Vinte anos depois, um novo império se formou e os prisioneiros da prisão de Tebas, foram soltos, já não fazia mais sentido mantê-los presos, pois já estavam velhos e acabados, o ancião Jahi havia morrido fazia 3 anos, Zayn não sabia quanto tempo ficou preso 10, 20, 40 anos, perdeu totalmente a noção de tempo.

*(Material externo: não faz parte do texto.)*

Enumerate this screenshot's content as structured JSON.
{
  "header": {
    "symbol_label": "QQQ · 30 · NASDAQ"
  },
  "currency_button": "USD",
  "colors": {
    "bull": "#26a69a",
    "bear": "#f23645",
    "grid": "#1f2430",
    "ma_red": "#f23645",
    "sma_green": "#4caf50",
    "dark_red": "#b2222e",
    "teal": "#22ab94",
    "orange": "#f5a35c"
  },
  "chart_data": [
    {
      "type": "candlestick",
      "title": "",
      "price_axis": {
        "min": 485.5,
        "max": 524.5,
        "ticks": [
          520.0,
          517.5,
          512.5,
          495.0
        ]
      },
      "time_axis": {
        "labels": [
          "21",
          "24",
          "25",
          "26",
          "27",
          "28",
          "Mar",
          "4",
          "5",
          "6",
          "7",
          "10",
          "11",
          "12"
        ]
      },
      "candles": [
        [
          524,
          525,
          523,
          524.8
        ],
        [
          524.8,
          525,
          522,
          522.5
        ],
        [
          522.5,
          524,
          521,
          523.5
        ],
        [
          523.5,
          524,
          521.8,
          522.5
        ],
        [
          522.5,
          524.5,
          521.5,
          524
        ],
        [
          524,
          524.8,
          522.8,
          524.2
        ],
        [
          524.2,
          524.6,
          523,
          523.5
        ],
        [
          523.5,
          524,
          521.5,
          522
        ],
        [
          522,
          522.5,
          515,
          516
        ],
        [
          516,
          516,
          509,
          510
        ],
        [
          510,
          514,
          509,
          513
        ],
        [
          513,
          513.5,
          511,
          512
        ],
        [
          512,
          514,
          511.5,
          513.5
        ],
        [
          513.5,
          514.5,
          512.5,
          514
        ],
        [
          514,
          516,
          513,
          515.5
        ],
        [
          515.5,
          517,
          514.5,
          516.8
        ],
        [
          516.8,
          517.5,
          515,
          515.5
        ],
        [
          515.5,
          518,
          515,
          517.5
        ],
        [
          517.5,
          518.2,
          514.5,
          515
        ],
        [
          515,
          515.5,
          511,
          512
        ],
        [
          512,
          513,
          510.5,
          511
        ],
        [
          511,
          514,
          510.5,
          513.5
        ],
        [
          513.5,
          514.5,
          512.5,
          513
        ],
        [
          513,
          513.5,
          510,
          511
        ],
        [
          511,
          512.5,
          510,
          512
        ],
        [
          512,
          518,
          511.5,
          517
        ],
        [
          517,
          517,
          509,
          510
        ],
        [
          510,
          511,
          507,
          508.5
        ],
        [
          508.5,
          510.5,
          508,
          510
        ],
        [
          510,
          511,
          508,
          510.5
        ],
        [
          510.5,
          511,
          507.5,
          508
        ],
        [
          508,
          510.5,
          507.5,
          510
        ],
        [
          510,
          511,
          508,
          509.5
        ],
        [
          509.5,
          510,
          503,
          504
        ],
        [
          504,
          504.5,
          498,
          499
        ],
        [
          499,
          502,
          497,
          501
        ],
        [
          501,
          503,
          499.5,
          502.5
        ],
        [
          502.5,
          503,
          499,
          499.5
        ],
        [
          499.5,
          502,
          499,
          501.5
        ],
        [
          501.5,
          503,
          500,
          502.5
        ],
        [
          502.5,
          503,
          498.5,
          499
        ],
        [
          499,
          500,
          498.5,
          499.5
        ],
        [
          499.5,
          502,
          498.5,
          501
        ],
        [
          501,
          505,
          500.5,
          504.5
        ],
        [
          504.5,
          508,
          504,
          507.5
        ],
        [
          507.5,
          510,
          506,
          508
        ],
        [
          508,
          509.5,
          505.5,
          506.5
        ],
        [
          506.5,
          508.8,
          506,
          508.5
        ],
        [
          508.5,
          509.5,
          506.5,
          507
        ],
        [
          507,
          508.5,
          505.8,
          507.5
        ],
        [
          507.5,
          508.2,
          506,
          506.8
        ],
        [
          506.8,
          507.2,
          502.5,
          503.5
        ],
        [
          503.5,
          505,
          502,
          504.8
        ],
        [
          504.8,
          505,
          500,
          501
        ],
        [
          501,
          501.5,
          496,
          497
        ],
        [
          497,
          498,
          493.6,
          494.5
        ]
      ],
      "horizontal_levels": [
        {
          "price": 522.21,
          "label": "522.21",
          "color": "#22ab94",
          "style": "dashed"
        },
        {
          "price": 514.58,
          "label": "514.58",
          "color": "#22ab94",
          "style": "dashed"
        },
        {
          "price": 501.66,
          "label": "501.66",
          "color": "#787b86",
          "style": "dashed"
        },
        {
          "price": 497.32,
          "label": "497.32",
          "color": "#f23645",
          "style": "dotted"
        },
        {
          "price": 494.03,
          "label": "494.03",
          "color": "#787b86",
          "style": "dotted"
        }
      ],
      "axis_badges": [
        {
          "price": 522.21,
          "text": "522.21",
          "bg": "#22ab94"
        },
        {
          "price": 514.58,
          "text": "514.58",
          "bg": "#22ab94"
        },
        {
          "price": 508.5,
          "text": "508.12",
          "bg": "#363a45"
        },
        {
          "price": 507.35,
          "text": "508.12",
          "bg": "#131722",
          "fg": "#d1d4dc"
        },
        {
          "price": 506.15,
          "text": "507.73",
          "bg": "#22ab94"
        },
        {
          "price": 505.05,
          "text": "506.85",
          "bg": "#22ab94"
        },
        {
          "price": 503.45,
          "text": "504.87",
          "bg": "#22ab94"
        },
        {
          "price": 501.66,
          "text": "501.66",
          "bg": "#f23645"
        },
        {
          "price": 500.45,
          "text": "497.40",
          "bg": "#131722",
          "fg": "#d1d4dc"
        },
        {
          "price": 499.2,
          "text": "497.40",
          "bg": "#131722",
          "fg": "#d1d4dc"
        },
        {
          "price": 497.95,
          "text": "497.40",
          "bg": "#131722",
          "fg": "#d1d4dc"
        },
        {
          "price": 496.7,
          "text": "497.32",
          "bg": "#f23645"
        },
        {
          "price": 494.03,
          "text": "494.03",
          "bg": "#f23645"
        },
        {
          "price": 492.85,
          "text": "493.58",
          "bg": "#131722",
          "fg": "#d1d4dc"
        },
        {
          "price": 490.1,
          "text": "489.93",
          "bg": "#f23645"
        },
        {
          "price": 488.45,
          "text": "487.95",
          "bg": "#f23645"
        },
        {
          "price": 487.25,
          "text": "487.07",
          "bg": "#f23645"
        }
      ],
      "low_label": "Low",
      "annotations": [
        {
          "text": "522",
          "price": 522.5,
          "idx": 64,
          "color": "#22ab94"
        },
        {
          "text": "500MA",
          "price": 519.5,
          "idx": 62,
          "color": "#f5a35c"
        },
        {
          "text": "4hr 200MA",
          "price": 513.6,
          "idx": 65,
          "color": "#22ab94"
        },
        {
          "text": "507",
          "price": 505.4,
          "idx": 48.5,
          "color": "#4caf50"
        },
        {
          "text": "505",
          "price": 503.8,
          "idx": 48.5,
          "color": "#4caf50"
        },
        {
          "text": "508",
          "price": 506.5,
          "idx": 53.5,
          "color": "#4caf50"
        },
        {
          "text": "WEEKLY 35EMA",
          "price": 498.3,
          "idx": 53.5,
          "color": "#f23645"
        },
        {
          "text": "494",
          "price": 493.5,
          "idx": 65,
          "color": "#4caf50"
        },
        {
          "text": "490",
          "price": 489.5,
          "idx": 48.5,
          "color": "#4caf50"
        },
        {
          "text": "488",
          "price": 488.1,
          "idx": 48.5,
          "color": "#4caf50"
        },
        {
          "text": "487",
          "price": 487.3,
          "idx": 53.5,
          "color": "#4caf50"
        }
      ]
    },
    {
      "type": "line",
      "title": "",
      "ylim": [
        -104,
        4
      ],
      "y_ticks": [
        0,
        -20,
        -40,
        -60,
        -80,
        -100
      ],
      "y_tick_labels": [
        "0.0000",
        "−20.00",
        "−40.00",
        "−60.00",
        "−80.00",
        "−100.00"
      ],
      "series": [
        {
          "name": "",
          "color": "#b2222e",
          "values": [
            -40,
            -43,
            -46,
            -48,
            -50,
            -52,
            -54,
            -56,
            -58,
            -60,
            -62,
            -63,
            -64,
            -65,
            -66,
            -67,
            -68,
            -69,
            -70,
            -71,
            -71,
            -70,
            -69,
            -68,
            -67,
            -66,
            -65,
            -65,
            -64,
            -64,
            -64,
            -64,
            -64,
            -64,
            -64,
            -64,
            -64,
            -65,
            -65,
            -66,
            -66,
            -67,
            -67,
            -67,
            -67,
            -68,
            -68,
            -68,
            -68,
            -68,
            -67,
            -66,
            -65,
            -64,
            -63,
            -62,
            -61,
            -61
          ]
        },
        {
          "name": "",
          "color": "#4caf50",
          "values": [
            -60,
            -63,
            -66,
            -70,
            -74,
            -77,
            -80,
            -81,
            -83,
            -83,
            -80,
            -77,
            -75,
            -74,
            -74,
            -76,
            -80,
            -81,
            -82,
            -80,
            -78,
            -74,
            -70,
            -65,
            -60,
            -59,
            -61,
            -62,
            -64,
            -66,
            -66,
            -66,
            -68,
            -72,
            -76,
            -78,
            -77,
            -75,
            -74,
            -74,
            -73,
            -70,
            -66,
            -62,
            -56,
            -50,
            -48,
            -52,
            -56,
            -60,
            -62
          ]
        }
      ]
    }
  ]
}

Naquela noite que os portões da prisão foram abertos e fomos orientados a sair, eu já não sentia nada, a chuva castigava a cidade e a noite estava escura uma verdadeira penumbra, eu andava pelas ruas sem direção, nada fazia sentindo naquele momento, ainda me lembrava dos olhos de Isa naquele dia cruel, mas de repente em minha mente enferma, só via o fogo consumindo tudo, até minhas lembranças.

Me desesperei e não queria mais viver, caminhei por dias debilitado e quando vi um lugar mais alto me atirei para o precipício, para meu azar minha morte foi rápida.